Hooligans**di Lexi Alexander, 2005"Once you've taken a few punches and realize you're not made of glass, you don't feel alive unless you're pushing yourself as far as you can go."Non è così atroce come si prospettava, il primo lungometraggio della regista tedesca Lexi Alexander: certo, ci sono badilate di amicizia virile e profluvi di omoeroticità latente-ma-nemmeno-troppo, fiumi di scene madri strappaghiandole che in me trovano bersaglio facile, una moraletta tanto ambigua quanto esplicita (una voce off che dice
"His life taught me there's a time to stand your ground, and his death taught me there's a time to walk away", che nemmeno Esopo, mi sembra davvero troppo), e soprattutto una quantità impressionante di botte. Ma davvero, botte da orbi. Tutto ciò farebbe pensare a una qualunque boiata da straight-to-dvd-please, se non fosse per la presenza potenzialmente commercializzante di Padron Frodo, peraltro perennemente lividomunito.
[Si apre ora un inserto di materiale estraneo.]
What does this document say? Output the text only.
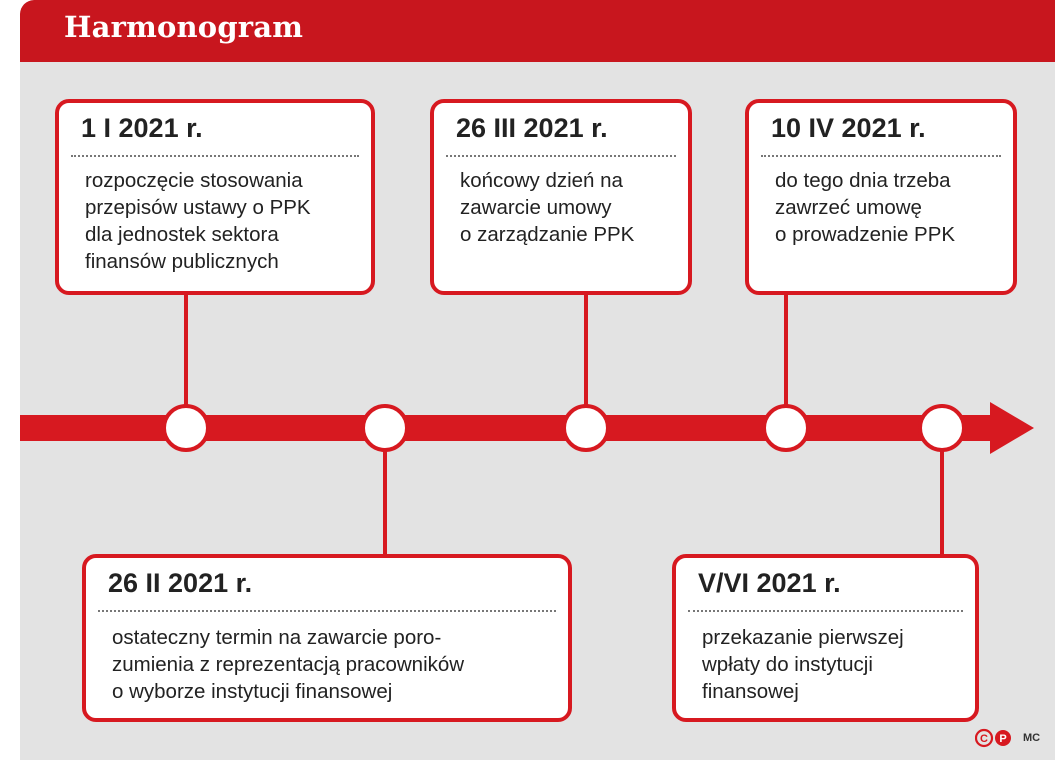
Harmonogram
1 I 2021 r.
rozpoczęcie stosowania
przepisów ustawy o PPK
dla jednostek sektora
finansów publicznych
26 III 2021 r.
końcowy dzień na
zawarcie umowy
o zarządzanie PPK
10 IV 2021 r.
do tego dnia trzeba
zawrzeć umowę
o prowadzenie PPK
26 II 2021 r.
ostateczny termin na zawarcie poro-
zumienia z reprezentacją pracowników
o wyborze instytucji finansowej
V/VI 2021 r.
przekazanie pierwszej
wpłaty do instytucji
finansowej
C P MC
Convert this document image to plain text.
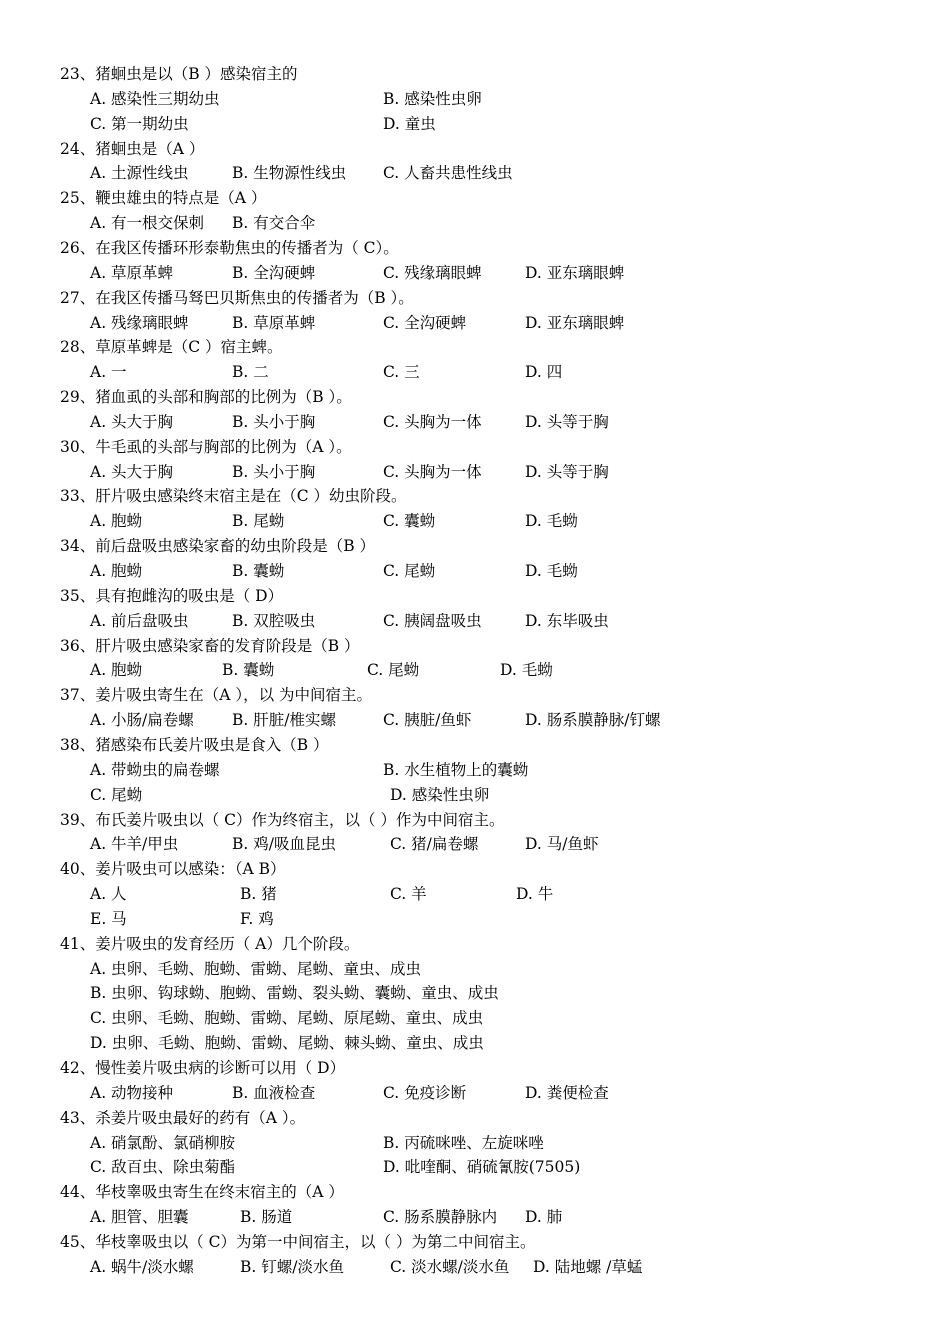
23、猪蛔虫是以（B ）感染宿主的
A. 感染性三期幼虫	B. 感染性虫卵
C. 第一期幼虫	D. 童虫
24、猪蛔虫是（A ）
A. 土源性线虫	B. 生物源性线虫 C. 人畜共患性线虫
25、鞭虫雄虫的特点是（A ）
A. 有一根交保刺 B. 有交合伞
26、在我区传播环形泰勒焦虫的传播者为（ C）。
A. 草原革蜱	B. 全沟硬蜱	C. 残缘璃眼蜱	D. 亚东璃眼蜱
27、在我区传播马驽巴贝斯焦虫的传播者为（B ）。
A. 残缘璃眼蜱	B. 草原革蜱	C. 全沟硬蜱	D. 亚东璃眼蜱
28、草原革蜱是（C ）宿主蜱。
A. 一	B. 二	C. 三	D. 四
29、猪血虱的头部和胸部的比例为（B ）。
A. 头大于胸	B. 头小于胸	C. 头胸为一体	D. 头等于胸
30、牛毛虱的头部与胸部的比例为（A ）。
A. 头大于胸	B. 头小于胸	C. 头胸为一体	D. 头等于胸
33、肝片吸虫感染终末宿主是在（C ）幼虫阶段。
A. 胞蚴	B. 尾蚴	C. 囊蚴	D. 毛蚴
34、前后盘吸虫感染家畜的幼虫阶段是（B ）
A. 胞蚴	B. 囊蚴	C. 尾蚴	D. 毛蚴
35、具有抱雌沟的吸虫是（ D）
A. 前后盘吸虫	B. 双腔吸虫	C. 胰阔盘吸虫	D. 东毕吸虫
36、肝片吸虫感染家畜的发育阶段是（B ）
A. 胞蚴	B. 囊蚴	C. 尾蚴	D. 毛蚴
37、姜片吸虫寄生在（A ），以 为中间宿主。
A. 小肠/扁卷螺 B. 肝脏/椎实螺	C. 胰脏/鱼虾	D. 肠系膜静脉/钉螺
38、猪感染布氏姜片吸虫是食入（B ）
A. 带蚴虫的扁卷螺	B. 水生植物上的囊蚴
C. 尾蚴	D. 感染性虫卵
39、布氏姜片吸虫以（ C）作为终宿主，以（ ）作为中间宿主。
A. 牛羊/甲虫	B. 鸡/吸血昆虫	C. 猪/扁卷螺	D. 马/鱼虾
40、姜片吸虫可以感染：（A B）
A. 人	B. 猪	C. 羊	D. 牛
E. 马	F. 鸡
41、姜片吸虫的发育经历（ A）几个阶段。
A. 虫卵、毛蚴、胞蚴、雷蚴、尾蚴、童虫、成虫
B. 虫卵、钩球蚴、胞蚴、雷蚴、裂头蚴、囊蚴、童虫、成虫
C. 虫卵、毛蚴、胞蚴、雷蚴、尾蚴、原尾蚴、童虫、成虫
D. 虫卵、毛蚴、胞蚴、雷蚴、尾蚴、棘头蚴、童虫、成虫
42、慢性姜片吸虫病的诊断可以用（ D）
A. 动物接种	B. 血液检查	C. 免疫诊断	D. 粪便检查
43、杀姜片吸虫最好的药有（A ）。
A. 硝氯酚、氯硝柳胺	B. 丙硫咪唑、左旋咪唑
C. 敌百虫、除虫菊酯	D. 吡喹酮、硝硫氰胺(7505)
44、华枝睾吸虫寄生在终末宿主的（A ）
A. 胆管、胆囊	B. 肠道	C. 肠系膜静脉内 D. 肺
45、华枝睾吸虫以（ C）为第一中间宿主，以（ ）为第二中间宿主。
A. 蜗牛/淡水螺	B. 钉螺/淡水鱼	C. 淡水螺/淡水鱼 D. 陆地螺 /草蜢
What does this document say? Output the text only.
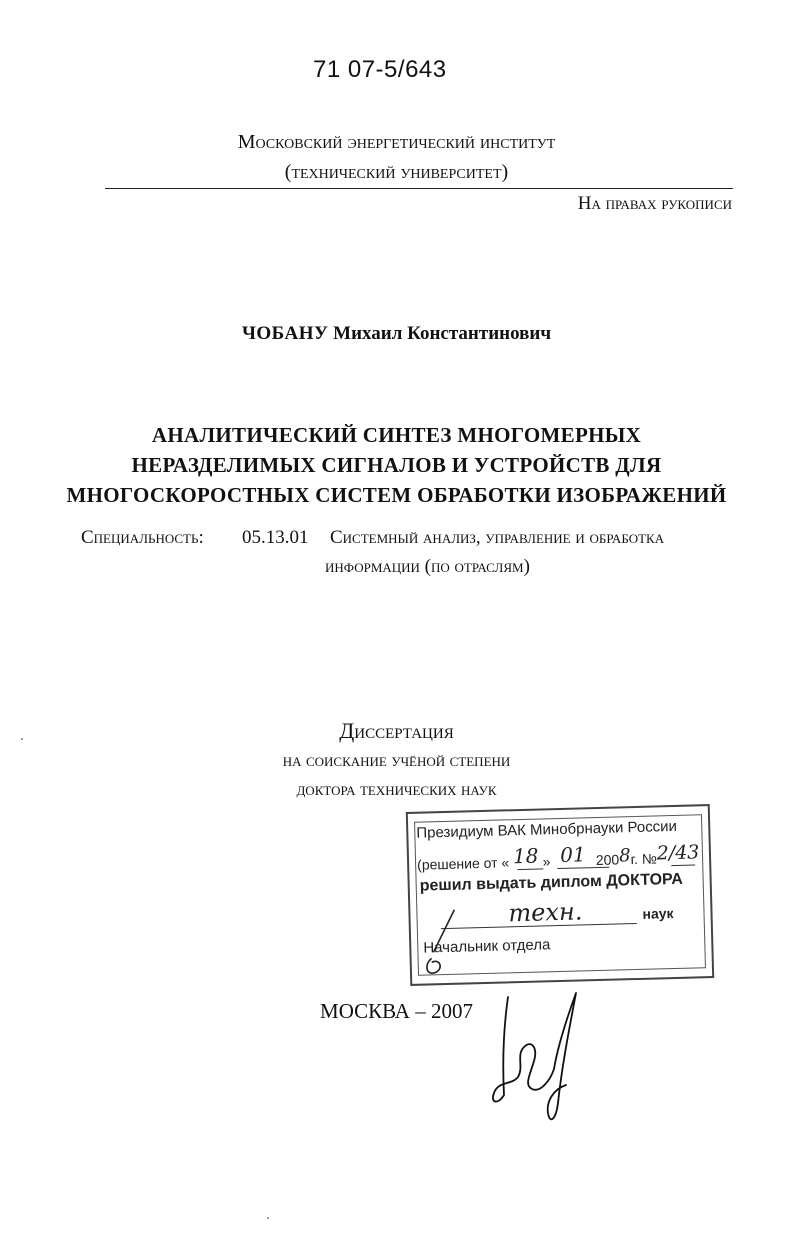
71 07-5/643
Московский энергетический институт
(технический университет)
На правах рукописи
ЧОБАНУ Михаил Константинович
АНАЛИТИЧЕСКИЙ СИНТЕЗ МНОГОМЕРНЫХ
НЕРАЗДЕЛИМЫХ СИГНАЛОВ И УСТРОЙСТВ ДЛЯ
МНОГОСКОРОСТНЫХ СИСТЕМ ОБРАБОТКИ ИЗОБРАЖЕНИЙ
Специальность: 05.13.01 Системный анализ, управление и обработка
информации (по отраслям)
Диссертация
на соискание учёной степени
доктора технических наук
Президиум ВАК Минобрнауки России
(решение от « 18 » 01 2008г. №2/43
решил выдать диплом ДОКТОРА
техн.	наук
Начальник отдела
МОСКВА – 2007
E invece la Alexander non butta proprio tutto al cesso, perché si vede in ogni scena che ci mette tutta se stessa, e perché il filmetto
trasuda passione. Chiaro, vista la manona pesante con cui riprende i "duelli", con otturatori aperti a strafottere e un discreto talento caotico (vedasi le - poche ma ottime - scene di calcio) oltre ai fiottoni di sangue eccetera, quella grezzoncella della Alexander non è di sicuro la prima persona a cui chiederei un appuntamento al buio (semmai a Claire "sei inutile" Forlani, ovviamente bedda quanto inutile). Però il ritratto dell'americano sperduto le riesce davvero benino (anche se Charlie Hunnam è più bravo - e più figo - di Elijah Wood) e soprattutto presenta una storia in cui, catarsi individuale di questa fava a parte, va tutto ma proprio tutto nello stramaledetto peggiore dei modi. E ci garba il dramma sì violento e sì disperato, oh se ci garba.***
**il titolo originale è Hooligans, sostituito poi da Green Street nel Regno Unito e da Green Street Hooligans negli Stati Uniti *** nonostante ciò, dopo aver visto gli ultimi due episodi di Prison Break tutta quest'ultima parte può essere sostituita dalla semplice frase "Hooligans è un film per fottute mammolette".